Luxembourg is an increasingly popular destination for expats, thanks to its high average wages, low crime rates, and great transport links. Companies like Amazon, Paypal, and Skype have chosen to set up shop there, making it more attractive for workers in the technology sector. However, the most important industry in Luxembourg is finance, which is directly or indirectly responsible for just under 30% of the country’s jobs.

A landscape view of the sun setting over Luxembourg City, with tall buildings in the background
Luxembourg City (Photo: Johny Goerend/Unsplash)

Luxembourg is one of the most cosmopolitan places on earth, with around 47% of the population hailing from other countries. This can be seen most clearly in the cities, where foreign workers usually live. Due to its location, Luxembourg also attracts almost 200,000 cross-border commuters who actually live in France, Germany, or Belgium. In fact, around 70% of the country’s workforce consists of either immigrants or cross-border commuters.

Luxembourg is part of the European Union, so its workers are protected by EU labor laws. The Ministry of Foreign and European Affairs (Ministère des Affaires étrangères et européennes in French, and Ministerium für auswärtige und europäische Angelegenheiten in German), which is a subsection of the Immigration Directorate, grants all visas.

Your chances of finding a job in Luxembourg will depend on your chosen sector.
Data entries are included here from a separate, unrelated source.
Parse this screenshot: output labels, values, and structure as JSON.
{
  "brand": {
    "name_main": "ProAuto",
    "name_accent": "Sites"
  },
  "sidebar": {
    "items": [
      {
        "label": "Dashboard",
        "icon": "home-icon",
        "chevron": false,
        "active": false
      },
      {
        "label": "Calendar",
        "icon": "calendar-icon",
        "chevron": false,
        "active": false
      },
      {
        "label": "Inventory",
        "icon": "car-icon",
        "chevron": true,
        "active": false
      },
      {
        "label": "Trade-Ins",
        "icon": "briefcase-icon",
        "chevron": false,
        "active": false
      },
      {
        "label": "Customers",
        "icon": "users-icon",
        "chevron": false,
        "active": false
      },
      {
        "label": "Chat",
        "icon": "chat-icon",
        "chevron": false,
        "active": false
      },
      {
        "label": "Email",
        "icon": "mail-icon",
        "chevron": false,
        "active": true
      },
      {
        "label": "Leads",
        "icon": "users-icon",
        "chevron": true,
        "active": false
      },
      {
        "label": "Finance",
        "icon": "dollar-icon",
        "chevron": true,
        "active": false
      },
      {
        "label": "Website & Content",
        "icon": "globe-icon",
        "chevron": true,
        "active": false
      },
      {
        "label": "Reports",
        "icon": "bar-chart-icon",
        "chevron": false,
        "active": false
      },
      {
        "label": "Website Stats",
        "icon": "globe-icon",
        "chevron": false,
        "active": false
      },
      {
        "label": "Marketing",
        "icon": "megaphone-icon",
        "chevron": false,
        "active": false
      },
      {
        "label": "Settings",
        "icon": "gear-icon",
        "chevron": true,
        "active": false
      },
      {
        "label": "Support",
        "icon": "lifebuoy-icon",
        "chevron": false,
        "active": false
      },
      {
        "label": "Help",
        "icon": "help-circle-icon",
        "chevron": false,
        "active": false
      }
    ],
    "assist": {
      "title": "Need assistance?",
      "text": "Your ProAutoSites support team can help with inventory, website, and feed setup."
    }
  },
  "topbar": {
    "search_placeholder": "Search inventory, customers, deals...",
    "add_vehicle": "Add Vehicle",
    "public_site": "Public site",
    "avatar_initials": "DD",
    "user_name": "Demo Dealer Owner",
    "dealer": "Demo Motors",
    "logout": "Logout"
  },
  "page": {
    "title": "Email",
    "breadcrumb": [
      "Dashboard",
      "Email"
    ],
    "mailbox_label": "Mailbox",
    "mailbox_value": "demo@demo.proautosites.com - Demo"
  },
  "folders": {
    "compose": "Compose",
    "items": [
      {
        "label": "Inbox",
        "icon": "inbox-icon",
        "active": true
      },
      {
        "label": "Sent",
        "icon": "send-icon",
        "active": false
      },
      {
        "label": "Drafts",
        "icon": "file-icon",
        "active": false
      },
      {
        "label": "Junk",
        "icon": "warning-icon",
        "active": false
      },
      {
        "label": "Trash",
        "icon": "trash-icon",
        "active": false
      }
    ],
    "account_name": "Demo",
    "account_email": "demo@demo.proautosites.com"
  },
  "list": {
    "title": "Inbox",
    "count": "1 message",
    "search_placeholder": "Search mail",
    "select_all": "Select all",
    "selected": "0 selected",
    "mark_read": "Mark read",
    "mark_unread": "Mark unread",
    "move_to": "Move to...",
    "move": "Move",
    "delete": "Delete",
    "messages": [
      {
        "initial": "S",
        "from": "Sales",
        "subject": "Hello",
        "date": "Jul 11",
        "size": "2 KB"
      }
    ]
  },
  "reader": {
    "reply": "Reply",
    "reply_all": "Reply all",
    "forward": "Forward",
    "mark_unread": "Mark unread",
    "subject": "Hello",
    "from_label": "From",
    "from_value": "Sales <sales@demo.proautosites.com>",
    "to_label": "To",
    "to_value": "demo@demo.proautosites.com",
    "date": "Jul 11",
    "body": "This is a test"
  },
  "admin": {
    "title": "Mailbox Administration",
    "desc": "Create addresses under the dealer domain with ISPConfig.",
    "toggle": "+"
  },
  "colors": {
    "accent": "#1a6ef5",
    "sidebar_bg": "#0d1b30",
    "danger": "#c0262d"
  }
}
For instance, the country is particularly welcoming – and in need of – skilled workers, as its economy relies heavily on banking, insurance, and more recently, technology. Therefore, it offers the EU Blue Card for a number of tech jobs that come with a lower salary requirement. Those wanting to apply must have an offer of only 1.2 times the average gross salary in Luxembourg (€67.824), rather than the usual 1.5 (€84.780) required for other sectors.

Who needs a work visa in Luxembourg?

Citizens of most EU countries – except for Croatia – do not require a permit to work in Luxembourg. Additionally, citizens of member states of the European Free Trade Association (EFTA) which includes Switzerland, Iceland, Norway, and Liechtenstein can work there without a special permit. However, non-EU citizens will need to obtain a work visa to legally work in the country.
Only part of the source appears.